1. Podstawowym mitem, jaki dotyczy rowerów z wspomaganiem elektrycznym jest to, że użytkownik musi uważać na mnóstwo ograniczeń. W końcu jest w nich zamontowany „silnik”, więc zapewne taki pojazd wymaga załatwiania podobnych formalności, jak w przypadku samochodu. Nic bardziej mylnego. Prawo w Unii Europejskiej określa, że rowerem ze wspomaganiem elektrycznym może być pojazd o mocy nominalnej 250 W, ze wspomaganiem do prędkości 25 km/h i bez możliwości napędzania wyłącznie napędem elektrycznym – do jazdy konieczne jest pedałowanie. Co to takiego ta moc nominalna lub znamionowa. W dużym skrócie i uproszczeniu to taka moc, przy której silnik pracuje prawidłowo i zgodnie z normami lub zaleceniami producenta.

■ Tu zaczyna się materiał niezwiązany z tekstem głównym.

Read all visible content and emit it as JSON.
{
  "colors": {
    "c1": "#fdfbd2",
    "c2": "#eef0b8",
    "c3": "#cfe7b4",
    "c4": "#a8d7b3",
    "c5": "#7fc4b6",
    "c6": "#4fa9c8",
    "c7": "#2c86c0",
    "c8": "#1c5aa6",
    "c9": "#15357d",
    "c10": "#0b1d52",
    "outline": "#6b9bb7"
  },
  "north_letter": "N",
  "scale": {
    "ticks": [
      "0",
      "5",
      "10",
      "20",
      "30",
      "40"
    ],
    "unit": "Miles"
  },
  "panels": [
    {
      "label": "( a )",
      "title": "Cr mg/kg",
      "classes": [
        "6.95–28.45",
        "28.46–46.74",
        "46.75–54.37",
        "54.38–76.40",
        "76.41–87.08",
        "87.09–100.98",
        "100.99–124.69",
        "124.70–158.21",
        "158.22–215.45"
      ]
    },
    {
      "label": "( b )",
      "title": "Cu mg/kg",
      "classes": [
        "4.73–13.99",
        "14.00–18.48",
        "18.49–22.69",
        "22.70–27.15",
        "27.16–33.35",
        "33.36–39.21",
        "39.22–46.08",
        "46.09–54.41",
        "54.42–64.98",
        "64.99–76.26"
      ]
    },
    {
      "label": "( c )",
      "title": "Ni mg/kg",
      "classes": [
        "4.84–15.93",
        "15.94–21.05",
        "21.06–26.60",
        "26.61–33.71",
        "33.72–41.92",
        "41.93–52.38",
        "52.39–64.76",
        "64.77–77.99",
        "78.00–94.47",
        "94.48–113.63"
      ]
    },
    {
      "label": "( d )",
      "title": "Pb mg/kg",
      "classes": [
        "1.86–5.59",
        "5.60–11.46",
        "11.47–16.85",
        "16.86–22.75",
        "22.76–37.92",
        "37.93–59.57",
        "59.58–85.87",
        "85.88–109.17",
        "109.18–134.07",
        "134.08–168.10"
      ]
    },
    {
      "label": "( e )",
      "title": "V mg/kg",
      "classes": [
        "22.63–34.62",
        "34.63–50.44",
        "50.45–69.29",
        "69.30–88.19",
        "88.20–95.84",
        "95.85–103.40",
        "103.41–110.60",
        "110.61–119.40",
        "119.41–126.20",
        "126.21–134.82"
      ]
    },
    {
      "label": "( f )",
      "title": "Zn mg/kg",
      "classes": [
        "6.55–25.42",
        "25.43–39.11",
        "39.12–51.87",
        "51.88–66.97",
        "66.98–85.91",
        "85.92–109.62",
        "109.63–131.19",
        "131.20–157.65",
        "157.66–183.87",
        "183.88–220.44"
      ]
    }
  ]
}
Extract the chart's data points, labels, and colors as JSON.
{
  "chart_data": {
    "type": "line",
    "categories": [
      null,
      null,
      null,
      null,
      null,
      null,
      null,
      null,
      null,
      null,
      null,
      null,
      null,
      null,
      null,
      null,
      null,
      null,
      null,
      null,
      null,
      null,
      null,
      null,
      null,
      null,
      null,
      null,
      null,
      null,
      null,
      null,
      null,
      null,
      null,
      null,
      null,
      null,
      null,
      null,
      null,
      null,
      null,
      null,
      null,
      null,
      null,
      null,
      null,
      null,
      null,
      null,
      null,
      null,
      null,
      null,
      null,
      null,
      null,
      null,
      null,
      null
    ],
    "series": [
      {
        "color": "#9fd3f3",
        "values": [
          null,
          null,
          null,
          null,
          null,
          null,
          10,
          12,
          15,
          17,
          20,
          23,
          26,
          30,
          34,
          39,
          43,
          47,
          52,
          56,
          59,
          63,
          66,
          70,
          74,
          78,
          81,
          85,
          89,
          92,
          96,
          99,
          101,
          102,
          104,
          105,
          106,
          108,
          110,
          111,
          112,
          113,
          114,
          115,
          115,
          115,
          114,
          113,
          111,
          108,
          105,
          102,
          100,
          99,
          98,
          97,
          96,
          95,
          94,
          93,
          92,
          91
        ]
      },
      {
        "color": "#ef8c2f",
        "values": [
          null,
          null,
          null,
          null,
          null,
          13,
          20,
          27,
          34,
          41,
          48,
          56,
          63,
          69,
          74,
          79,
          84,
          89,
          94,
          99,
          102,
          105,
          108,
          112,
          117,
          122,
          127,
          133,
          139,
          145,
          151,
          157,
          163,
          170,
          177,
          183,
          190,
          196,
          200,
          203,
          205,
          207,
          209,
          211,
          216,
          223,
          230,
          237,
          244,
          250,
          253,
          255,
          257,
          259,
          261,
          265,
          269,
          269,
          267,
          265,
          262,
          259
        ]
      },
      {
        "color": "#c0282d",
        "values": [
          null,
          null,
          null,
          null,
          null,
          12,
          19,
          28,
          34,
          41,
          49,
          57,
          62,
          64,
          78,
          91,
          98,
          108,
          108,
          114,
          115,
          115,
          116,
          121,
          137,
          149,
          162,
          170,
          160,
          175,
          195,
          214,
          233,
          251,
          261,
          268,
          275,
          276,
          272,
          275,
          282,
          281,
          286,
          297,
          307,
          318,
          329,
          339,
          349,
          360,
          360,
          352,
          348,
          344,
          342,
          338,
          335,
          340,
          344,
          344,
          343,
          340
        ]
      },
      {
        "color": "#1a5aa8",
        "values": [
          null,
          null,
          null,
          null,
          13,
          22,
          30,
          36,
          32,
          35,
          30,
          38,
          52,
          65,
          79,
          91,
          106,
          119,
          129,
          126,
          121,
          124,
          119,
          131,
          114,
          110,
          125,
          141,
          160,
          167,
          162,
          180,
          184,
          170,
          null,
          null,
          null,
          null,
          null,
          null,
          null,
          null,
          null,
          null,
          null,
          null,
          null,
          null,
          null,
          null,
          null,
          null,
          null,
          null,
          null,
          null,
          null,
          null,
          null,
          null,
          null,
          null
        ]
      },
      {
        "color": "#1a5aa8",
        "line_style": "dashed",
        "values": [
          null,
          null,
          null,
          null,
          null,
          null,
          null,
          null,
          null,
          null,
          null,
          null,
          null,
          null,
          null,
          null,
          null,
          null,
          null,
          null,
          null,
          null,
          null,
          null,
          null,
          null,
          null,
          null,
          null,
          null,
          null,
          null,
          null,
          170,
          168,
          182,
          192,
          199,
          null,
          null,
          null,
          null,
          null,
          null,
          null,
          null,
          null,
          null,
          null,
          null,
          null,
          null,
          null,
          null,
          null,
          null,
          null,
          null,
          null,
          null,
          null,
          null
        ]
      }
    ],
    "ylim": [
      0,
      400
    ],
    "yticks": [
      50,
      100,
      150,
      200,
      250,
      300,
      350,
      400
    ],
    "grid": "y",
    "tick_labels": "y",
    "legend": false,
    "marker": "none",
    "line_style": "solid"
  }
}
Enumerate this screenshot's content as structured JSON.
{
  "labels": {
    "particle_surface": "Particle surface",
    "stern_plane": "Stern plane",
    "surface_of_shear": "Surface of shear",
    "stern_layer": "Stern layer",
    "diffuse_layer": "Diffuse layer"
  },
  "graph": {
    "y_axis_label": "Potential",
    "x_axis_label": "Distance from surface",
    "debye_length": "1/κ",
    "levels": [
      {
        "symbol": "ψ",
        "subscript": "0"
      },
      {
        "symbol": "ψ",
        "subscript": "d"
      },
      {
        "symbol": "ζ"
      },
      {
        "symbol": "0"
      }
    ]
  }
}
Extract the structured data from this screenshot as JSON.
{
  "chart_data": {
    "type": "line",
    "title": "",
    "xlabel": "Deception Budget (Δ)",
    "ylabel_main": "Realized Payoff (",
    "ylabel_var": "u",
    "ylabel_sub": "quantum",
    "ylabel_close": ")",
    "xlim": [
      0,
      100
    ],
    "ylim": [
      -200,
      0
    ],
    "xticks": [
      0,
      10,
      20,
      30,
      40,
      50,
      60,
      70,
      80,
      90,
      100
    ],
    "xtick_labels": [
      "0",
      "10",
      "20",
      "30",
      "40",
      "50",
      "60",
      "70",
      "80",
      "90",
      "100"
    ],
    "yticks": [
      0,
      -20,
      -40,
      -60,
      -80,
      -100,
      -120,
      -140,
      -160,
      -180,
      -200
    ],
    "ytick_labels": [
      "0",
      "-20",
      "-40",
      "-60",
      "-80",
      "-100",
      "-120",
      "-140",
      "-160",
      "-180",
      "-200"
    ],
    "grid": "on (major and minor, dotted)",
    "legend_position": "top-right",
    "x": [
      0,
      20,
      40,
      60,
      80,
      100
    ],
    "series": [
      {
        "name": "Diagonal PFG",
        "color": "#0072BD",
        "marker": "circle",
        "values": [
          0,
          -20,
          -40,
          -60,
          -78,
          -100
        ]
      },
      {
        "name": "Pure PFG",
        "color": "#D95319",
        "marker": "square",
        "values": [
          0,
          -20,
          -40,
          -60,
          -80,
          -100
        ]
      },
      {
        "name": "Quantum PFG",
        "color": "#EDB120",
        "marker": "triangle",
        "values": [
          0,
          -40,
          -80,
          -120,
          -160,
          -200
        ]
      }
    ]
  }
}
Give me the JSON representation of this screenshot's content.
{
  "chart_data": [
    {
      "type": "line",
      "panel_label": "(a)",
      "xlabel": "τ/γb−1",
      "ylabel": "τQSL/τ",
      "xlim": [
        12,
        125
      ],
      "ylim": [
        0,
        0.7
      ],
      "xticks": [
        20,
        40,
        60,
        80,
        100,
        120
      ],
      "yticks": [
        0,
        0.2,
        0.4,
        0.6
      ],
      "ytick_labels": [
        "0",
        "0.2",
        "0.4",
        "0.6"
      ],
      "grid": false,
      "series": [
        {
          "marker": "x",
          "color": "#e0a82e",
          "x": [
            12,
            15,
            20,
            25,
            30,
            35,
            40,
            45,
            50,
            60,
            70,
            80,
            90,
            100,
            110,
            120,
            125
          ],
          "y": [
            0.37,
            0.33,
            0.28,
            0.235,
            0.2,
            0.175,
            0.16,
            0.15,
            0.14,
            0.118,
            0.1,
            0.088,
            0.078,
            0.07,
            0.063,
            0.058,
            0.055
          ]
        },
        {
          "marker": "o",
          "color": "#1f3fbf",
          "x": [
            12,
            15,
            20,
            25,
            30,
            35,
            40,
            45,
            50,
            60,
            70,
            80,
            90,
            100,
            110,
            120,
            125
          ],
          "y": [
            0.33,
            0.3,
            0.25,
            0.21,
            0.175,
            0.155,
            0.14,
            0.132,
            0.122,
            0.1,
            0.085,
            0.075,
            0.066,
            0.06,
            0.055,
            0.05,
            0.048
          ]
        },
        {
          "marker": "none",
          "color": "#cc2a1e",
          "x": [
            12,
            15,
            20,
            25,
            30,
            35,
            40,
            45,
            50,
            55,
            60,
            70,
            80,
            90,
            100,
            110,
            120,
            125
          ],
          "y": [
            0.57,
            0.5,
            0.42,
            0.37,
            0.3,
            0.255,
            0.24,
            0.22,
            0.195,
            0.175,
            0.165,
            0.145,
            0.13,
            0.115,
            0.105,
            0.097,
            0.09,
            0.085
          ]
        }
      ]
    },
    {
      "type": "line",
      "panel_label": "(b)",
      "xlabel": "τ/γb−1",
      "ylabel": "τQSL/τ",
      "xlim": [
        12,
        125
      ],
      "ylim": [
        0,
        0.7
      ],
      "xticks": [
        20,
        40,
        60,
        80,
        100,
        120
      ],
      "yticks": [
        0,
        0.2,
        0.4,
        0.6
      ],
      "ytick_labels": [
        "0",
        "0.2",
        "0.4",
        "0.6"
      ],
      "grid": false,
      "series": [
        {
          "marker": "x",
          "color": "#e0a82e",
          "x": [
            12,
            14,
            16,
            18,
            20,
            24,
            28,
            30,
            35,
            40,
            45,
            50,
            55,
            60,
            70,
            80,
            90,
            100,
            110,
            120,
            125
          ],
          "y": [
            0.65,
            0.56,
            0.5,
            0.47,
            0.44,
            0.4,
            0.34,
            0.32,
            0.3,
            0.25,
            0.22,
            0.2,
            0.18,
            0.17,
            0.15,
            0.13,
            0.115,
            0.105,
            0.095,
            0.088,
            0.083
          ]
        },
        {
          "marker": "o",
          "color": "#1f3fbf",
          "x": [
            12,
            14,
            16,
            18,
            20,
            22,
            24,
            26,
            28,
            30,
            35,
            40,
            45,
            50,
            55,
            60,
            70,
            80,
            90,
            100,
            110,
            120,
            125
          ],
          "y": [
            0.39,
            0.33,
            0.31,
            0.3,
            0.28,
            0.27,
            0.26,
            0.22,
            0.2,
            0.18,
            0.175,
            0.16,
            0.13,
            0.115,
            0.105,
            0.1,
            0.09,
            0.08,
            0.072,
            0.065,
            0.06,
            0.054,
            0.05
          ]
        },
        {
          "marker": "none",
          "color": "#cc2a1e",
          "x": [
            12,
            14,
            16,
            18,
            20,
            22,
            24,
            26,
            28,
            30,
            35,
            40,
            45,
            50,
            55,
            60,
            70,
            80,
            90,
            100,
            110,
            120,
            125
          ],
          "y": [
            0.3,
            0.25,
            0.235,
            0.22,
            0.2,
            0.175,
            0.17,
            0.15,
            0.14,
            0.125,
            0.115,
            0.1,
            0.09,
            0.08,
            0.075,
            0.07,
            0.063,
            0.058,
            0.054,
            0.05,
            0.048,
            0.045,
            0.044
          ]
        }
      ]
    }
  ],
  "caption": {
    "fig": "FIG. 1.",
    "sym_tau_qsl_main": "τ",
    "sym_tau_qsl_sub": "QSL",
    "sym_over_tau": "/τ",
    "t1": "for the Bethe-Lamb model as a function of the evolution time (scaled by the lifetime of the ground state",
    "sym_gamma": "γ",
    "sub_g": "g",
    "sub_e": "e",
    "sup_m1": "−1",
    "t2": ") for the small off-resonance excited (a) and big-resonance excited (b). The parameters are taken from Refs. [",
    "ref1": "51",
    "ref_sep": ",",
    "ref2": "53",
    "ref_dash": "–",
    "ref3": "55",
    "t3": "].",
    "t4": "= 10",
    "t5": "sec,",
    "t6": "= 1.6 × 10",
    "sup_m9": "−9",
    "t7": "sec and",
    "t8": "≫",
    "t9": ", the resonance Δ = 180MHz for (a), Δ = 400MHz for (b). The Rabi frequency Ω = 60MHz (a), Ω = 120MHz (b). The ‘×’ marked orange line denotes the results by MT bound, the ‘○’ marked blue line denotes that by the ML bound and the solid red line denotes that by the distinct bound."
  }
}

2. Skoro wszystkie silniki mają taką samą moc (250W) to jest obojętnę jaki wybiorę, bo na wszystkich pojadę tak samo. KOLEJNY MIT. Moc 250W jak wyjaśniam to moc znamionowa a nie maksymalna. Podawanie jej w tabelkach to kolejny wymysł UE i ma tyle wspólnego z prawdą jak to, że marchewka jest owocem. Silniki różnią się nie tylko mocą, która w najpopularniejszych modelach oscyluje między 500 a 600 W, w niektórych przypadkach dochodzi nawet do 1000 i więcej, ale też rozkładem tej mocy w zależności od kadencji, przyspieszania od startu, wyłączania wspomagania przy przekroczeniu 25 km/h, budowie technicznej i wielu innych czynników.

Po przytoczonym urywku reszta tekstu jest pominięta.